Sport is more than test of skill
Usually it's prompted by something I've said about an incident that just occurred on the field of play, something physical.
Straight off, let me emphasise that I do not condone dirty play. In fact I despise it and have no respect for those who indulge in it. But I don't have any problem at all with hard, physical play, even when sometimes it might appear, to the untrained eye, to have gone over the top.
I started my adult hurling career over 31 years ago after coming back from a fairly sterile 18 months in London. I'm not sure if the third-man tackle was still legal at the time, certainly I grew up with it, but even if it wasn't, junior hurling in North Cork was no place to be if you couldn't stand up to a physical challenge. At the time, tournaments were big, and being on the Cork/Limerick border we were invited to play in many an inter-county tournament, where there was often a lot more at stake than just parish pride.

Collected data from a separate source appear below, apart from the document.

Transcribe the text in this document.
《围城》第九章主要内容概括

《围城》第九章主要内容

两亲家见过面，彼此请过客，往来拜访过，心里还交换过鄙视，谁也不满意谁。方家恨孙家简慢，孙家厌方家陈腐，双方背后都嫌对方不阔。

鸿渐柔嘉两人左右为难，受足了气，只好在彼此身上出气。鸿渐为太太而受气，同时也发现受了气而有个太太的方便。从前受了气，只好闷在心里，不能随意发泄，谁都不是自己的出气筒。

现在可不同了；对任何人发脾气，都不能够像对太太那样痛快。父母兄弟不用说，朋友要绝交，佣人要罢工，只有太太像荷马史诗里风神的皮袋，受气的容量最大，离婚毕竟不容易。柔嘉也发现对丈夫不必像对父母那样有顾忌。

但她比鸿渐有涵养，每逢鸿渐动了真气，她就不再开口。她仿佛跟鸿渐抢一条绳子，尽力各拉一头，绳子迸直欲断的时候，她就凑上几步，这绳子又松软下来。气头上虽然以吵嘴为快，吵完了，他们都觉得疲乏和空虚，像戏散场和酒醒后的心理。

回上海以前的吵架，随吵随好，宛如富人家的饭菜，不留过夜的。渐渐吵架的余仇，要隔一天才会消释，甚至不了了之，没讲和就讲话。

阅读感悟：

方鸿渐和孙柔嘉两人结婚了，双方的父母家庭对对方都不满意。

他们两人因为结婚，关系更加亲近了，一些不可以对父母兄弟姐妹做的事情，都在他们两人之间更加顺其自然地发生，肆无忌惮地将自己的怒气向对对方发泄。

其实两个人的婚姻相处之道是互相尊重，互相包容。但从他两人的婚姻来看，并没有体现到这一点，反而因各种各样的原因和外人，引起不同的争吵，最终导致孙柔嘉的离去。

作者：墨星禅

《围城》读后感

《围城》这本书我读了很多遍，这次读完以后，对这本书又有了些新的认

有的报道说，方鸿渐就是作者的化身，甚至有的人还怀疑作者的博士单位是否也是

Some of those games were lethal, went way beyond what was accepted as sport even in those less-civilised days. In one such tournament I got hit across the side of the head from behind, pole of the hurley, which left me deafened in one ear for several months. There is no place for that in any sport. But neither is sport a test of skill alone.
Nerve, courage, confidence, character, the ability to perform and excel under pressure, these are all part and parcel of sport, especially team sport. As I developed on the hurling field, even on the training field, I was tested many times in all the above departments. But over the years also, you learn to set those tests for others.

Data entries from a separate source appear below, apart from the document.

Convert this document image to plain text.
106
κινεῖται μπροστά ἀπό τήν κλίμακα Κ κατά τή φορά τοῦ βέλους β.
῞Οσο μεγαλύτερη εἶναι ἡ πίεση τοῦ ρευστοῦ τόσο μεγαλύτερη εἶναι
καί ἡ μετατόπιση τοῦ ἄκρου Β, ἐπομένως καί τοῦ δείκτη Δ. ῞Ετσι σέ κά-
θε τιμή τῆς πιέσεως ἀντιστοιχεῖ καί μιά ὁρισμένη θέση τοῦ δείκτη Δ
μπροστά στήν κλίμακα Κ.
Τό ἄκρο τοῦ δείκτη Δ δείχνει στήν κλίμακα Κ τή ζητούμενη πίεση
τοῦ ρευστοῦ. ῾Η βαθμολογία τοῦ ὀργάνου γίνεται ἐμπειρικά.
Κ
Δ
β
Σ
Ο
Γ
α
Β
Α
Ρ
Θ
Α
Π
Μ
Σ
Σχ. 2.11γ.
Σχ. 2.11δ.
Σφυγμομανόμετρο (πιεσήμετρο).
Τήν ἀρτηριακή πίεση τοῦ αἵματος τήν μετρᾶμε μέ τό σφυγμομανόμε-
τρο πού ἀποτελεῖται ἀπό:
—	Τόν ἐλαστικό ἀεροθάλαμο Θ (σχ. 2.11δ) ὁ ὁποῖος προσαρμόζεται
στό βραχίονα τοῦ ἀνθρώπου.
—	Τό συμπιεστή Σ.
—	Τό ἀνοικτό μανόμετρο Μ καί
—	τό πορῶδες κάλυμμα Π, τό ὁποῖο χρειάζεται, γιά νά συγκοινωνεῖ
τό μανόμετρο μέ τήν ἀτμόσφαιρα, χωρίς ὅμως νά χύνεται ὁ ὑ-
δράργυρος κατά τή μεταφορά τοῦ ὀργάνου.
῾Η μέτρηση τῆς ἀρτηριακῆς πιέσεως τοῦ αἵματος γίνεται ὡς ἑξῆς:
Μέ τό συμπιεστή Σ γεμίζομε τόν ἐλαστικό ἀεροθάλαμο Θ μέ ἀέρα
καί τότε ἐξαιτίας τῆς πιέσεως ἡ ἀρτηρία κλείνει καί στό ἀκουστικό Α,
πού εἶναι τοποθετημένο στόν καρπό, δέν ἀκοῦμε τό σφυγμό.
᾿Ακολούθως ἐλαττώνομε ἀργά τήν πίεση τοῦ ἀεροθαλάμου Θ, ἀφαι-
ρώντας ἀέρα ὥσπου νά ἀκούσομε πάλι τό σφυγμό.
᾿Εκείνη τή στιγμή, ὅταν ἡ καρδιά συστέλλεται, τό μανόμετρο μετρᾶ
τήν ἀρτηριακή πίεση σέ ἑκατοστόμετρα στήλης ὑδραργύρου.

There are those who think hurling is, or should be, just about ball-control, about the players being able to take the sphere on the stick and do magic tricks with it, on the run, at speed. But hurling is like any other art, it's not always just what you see.
This weekend, Waterford and Clare meet in the All- Ireland semi-final. The last times these sides met in championship was in the 1988 Munster final replay. Because of what happened in that game, especially in the opening minutes, and even more so because of what happened afterwards, that game has gone into the GAA annals of shame.
It shouldn't have. I was at that game, and while it was a little over the top at the beginning, I never saw it as being dangerous, never saw the kind of real viciousness I often endured myself.
But that was on the pitch. Afterwards was a different story and some players, one in particular, suffered grievously. It was wrong then, wrong today.
This game is again going to be a torrid affair. It's an All-Ireland semi-final and again there will be tests set, questions asked by both teams. How much hunger have you got? How badly do you want this, how much fire in the belly?
That is the game lads, that's hurling, that's sport. If I want to see just the skills, they're down at our training ground every day. But if I want to see hurling, I go to see championship.
Last Friday night I saw a real exhibition when, under extreme pressure, Neil Ronan scored 13 points from 18, and we advanced to the Cork county senior quarter-final that's the same Neil Ronan who has yet to be played in his best position for the county. A few days prior to that, we won the North Cork Junior B championship for the first time since 1948. Contrary to what our captain, Michael O'Mahony, said in his cup acceptance speech, I wasn't playing back then. But I did play on Tuesday.
Ballyhea? Junior hurler? Yes and yes. But letting myself down? Never, lads, because that's where it all starts.